Ho immaginato il mio tempo nel canto,
nel battito dei tamburi di guerra,
nei baci nelle lune,
nella gioia della buona caccia.
Ho sognato nel tepee i sogni,
di vivere il ritorno delle primavere,
di danzare nei fiocchi di neve,
di posare le labbra sulle labbra d'amore.
Sono senza respiro. Senza sole e memoria.
Adagiate il mio cuore sulla riva del Powder.
Raccontate al futuro il mio nome.

sabato 11 marzo 2017

IO SONO UN ALBERO


Perchè i tramonti m'innamorino ad albe future,
circondatemi con la speranza dei vostri cuori.
Perchè le melodie abbraccino ogni mia foglia,
incastonatemi nel vostro pensiero d'amore.
Io sono un albero.
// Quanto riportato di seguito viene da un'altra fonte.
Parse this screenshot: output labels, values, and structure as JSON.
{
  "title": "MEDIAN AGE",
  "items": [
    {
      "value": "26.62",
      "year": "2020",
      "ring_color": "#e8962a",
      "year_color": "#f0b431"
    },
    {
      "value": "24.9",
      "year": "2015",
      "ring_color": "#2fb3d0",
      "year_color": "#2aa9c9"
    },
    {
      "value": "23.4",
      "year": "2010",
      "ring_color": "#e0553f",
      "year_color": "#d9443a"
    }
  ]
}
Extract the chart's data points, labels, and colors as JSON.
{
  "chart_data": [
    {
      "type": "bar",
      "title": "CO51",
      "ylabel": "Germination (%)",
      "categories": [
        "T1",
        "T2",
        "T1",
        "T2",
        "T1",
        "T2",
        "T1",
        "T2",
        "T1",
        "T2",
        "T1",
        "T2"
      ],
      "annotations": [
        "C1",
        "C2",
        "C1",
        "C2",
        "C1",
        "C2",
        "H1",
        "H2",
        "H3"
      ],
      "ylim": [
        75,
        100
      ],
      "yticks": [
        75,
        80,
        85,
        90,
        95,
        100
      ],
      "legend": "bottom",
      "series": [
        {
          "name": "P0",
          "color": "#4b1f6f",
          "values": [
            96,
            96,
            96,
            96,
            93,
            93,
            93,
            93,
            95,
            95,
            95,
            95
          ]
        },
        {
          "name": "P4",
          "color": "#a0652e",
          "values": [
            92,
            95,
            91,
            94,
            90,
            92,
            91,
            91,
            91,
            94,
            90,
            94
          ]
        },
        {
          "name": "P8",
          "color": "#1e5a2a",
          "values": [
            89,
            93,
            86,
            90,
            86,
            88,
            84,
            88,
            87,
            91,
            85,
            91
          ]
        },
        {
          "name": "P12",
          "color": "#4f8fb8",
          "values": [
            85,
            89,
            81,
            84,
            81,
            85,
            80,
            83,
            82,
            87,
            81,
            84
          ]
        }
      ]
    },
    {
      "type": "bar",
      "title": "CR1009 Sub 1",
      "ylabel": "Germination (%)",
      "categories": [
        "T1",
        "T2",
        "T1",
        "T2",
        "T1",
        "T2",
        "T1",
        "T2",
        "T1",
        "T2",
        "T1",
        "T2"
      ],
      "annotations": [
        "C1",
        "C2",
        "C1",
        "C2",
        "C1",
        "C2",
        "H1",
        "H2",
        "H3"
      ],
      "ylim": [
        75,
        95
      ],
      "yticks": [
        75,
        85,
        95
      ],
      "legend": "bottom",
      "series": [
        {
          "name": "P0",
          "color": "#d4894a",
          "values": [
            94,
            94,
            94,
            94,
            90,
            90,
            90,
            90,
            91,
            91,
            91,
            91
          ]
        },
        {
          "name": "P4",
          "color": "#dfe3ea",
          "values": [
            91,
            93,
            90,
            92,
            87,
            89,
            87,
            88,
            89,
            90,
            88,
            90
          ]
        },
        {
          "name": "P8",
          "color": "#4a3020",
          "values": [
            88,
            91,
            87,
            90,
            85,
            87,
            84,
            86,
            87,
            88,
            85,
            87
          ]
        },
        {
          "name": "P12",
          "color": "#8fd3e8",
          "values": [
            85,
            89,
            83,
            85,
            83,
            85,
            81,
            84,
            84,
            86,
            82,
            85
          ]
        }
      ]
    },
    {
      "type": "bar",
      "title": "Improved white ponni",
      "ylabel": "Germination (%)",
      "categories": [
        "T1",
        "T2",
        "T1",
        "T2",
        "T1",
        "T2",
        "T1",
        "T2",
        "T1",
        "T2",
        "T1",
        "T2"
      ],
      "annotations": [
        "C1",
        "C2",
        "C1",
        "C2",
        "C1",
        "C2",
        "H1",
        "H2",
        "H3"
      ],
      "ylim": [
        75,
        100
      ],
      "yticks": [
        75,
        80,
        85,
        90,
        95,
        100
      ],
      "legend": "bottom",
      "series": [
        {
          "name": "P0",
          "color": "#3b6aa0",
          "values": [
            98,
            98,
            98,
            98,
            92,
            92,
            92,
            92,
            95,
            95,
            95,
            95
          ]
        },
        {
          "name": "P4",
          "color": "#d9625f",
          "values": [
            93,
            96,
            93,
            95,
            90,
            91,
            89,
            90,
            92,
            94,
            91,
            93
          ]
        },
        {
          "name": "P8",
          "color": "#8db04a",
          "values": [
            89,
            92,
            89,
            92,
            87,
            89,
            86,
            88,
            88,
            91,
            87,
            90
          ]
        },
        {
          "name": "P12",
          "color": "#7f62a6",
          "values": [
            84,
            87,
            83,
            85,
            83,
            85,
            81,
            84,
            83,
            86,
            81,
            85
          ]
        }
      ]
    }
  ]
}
Sono nella radice del tempo.
Ricordatemi alle lune ed alle terre della fatica.
Accarezzate le rughe della mia verde memoria.
Poggiate ancora sui miei rami il sogno.


martedì 7 marzo 2017

QUANDO CADE LA NEVE....


Duri silenzi conoscerai,paese,
iscritti in un registro di cristallo,
per la fioca luce del tuo pensiero.
E un giorno dopo l'altro si farà tardi,
dentro le campagne fratturate
dei percorsi incessanti,
sui mezzi locomotivi vanitosi.
Udrai dei corvi il grido,
nei cavi percorrenti ogni assenza
di solidali e tenere carezze.
Memoria di murales da caverna,
quando cade la neve....e non si posa.



giovedì 9 febbraio 2017

NEL LABIRINTO


NEL LABIRINTO


Prima dell'autunno del mio inverno
cercai il muschio sulle pietre
per adagiarci sopra il cuore.
Decisi di smarrirmi
nel labirinto dei miei versi,
ed era bellissima la luna
che persi chiudendo gli occhi.
Non portai filo e pensieri,
non portai memoria e baci,
ed era dolcissima la notte
che persi danzando il mondo.
Decisi di recarmi a sognare
nel labirinto dei miei versi.

sabato 26 novembre 2016

ELHAMIT

Elhamit nacque cucciolo di lupo
nel grembo gelido di un monte,
sotto l'artiglio crudele del vento.
Ho memoria di femmina morente
nel cuore muto del crepuscolo,
nei certi desideri delle aquile.
Un canto ed un silenzio incisero il tempo.
Elhamit morse la linea dell'infinito
nel nero della notte di un destino,
dentro il rivolo di luce dell'aurora.
Un canto ed una lacrima portarono le ore.

martedì 15 novembre 2016

IN UNA SERA DI NEBBIA

Ho la memoria senza scalfitture,
racchiusa nel mio covo intelligente.

Al sicuro da fanciulle superficiali,
da vedove desiderose di bugie,
da preti che sognano lussuria,
da condottieri senza condotta,
da nobiluomini privi di nobiltà,
da servi per certa vocazione,
da fighe pronte al futuro rosa,
da cervelloni fottuti dal pensiero,
da madonne affogate in acquasanta,
da poveri cristi senza croci.

IN UNA SERA DI NEBBIA LI CALERO' NELL'ODIO.